Construct \(3 \times 2\) matrices \(A\) and \(B\) such that \(Ax = 0\) has only the trivial solution and \(B{\mathop{\rm x}\nolimits} = 0\) has a nontrivial solution.

Short answer

Matrices \(A\) and \(B\) are \(\left[ {\begin{array}{*{20}{c}}1&0\\0&1\\0&0\end{array}} \right],\left[ {\begin{array}{*{20}{c}}1&0\\0&0\\0&0\end{array}} \right]\).

Step-by-step solution

Construct a \(3 \times 2\) matrix \(A\), such that \(Ax = 0\) has only a trivial solution

The columns of matrix \(A\) arelinearly independentif and only if the equation \(Ax = 0\) has only a trivial solution.
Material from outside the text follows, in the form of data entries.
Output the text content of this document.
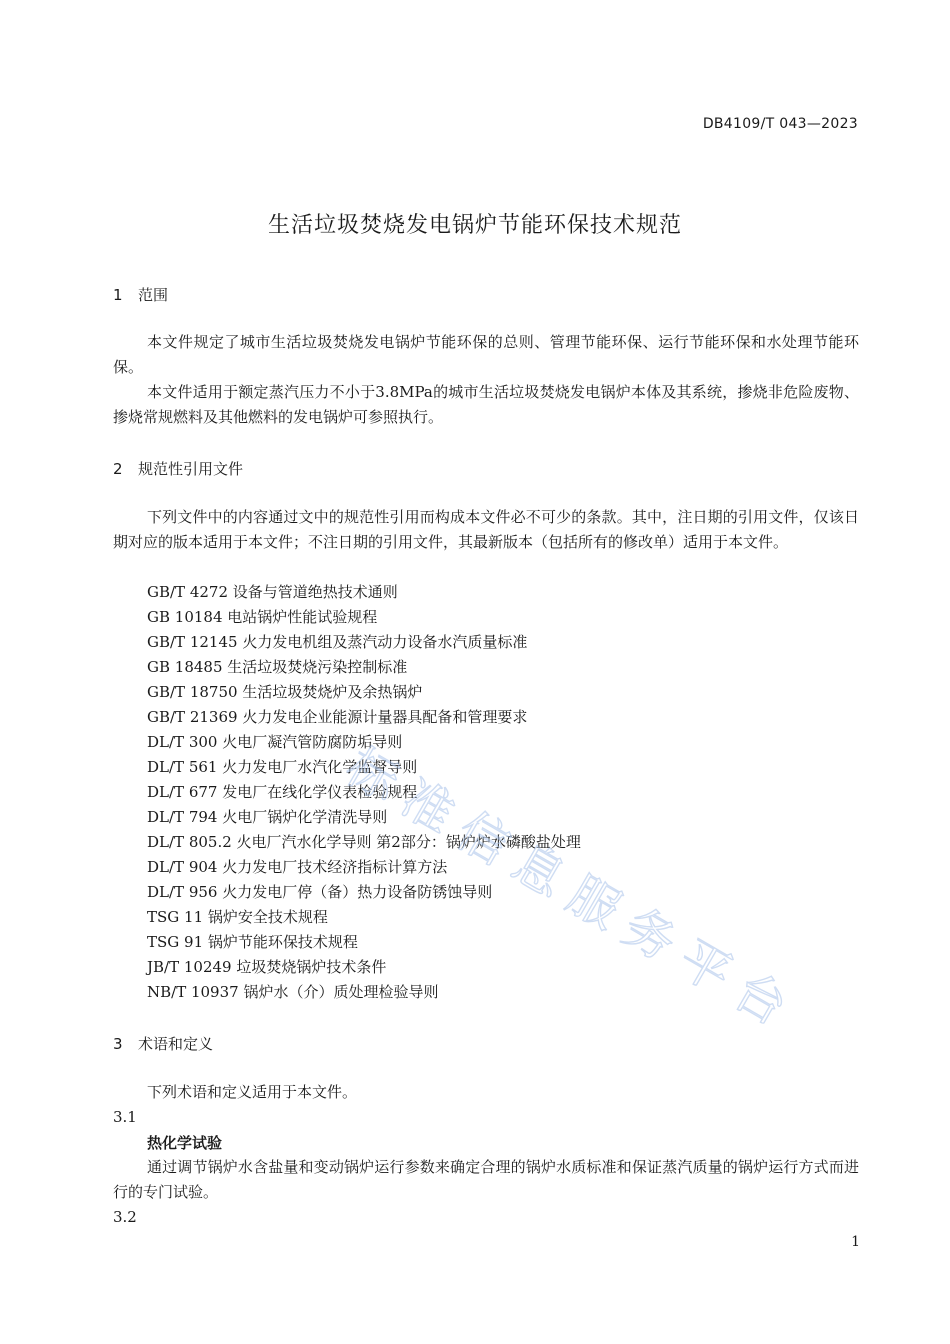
DB4109/T 043—2023
生活垃圾焚烧发电锅炉节能环保技术规范
1 范围
本文件规定了城市生活垃圾焚烧发电锅炉节能环保的总则、管理节能环保、运行节能环保和水处理节能环保。
本文件适用于额定蒸汽压力不小于3.8MPa的城市生活垃圾焚烧发电锅炉本体及其系统，掺烧非危险废物、掺烧常规燃料及其他燃料的发电锅炉可参照执行。
2 规范性引用文件
下列文件中的内容通过文中的规范性引用而构成本文件必不可少的条款。其中，注日期的引用文件，仅该日期对应的版本适用于本文件；不注日期的引用文件，其最新版本（包括所有的修改单）适用于本文件。
GB/T 4272 设备与管道绝热技术通则
GB 10184 电站锅炉性能试验规程
GB/T 12145 火力发电机组及蒸汽动力设备水汽质量标准
GB 18485 生活垃圾焚烧污染控制标准
GB/T 18750 生活垃圾焚烧炉及余热锅炉
GB/T 21369 火力发电企业能源计量器具配备和管理要求
DL/T 300 火电厂凝汽管防腐防垢导则
DL/T 561 火力发电厂水汽化学监督导则
DL/T 677 发电厂在线化学仪表检验规程
DL/T 794 火电厂锅炉化学清洗导则
DL/T 805.2 火电厂汽水化学导则 第2部分：锅炉炉水磷酸盐处理
DL/T 904 火力发电厂技术经济指标计算方法
DL/T 956 火力发电厂停（备）热力设备防锈蚀导则
TSG 11 锅炉安全技术规程
TSG 91 锅炉节能环保技术规程
JB/T 10249 垃圾焚烧锅炉技术条件
NB/T 10937 锅炉水（介）质处理检验导则
3 术语和定义
下列术语和定义适用于本文件。
3.1
热化学试验
通过调节锅炉水含盐量和变动锅炉运行参数来确定合理的锅炉水质标准和保证蒸汽质量的锅炉运行方式而进行的专门试验。
3.2
1
标
准
信
息
服
务
平
台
Construct any \(3 \times 2\) matrix \(A\) with two non-zero columns, such that neither column is a multiple of the other.

\(A = \left[ {\begin{array}{*{20}{c}}1&0\\0&1\\0&0\end{array}} \right]\)

Construct a \(3 \times 2\) matrix \(B\), such that \(Bx = 0\) has a non-trivial solution

Construct any \(3 \times 2\) matrix \(B\) in which one column is a multiple of the other column.

\(B = \left[ {\begin{array}{*{20}{c}}1&0\\0&0\\0&0\end{array}} \right]\)

Thus, matrices \(A\) and \(B\) are \(\left[ {\begin{array}{*{20}{c}}1&0\\0&1\\0&0\end{array}} \right],\left[ {\begin{array}{*{20}{c}}1&0\\0&0\\0&0\end{array}} \right]\).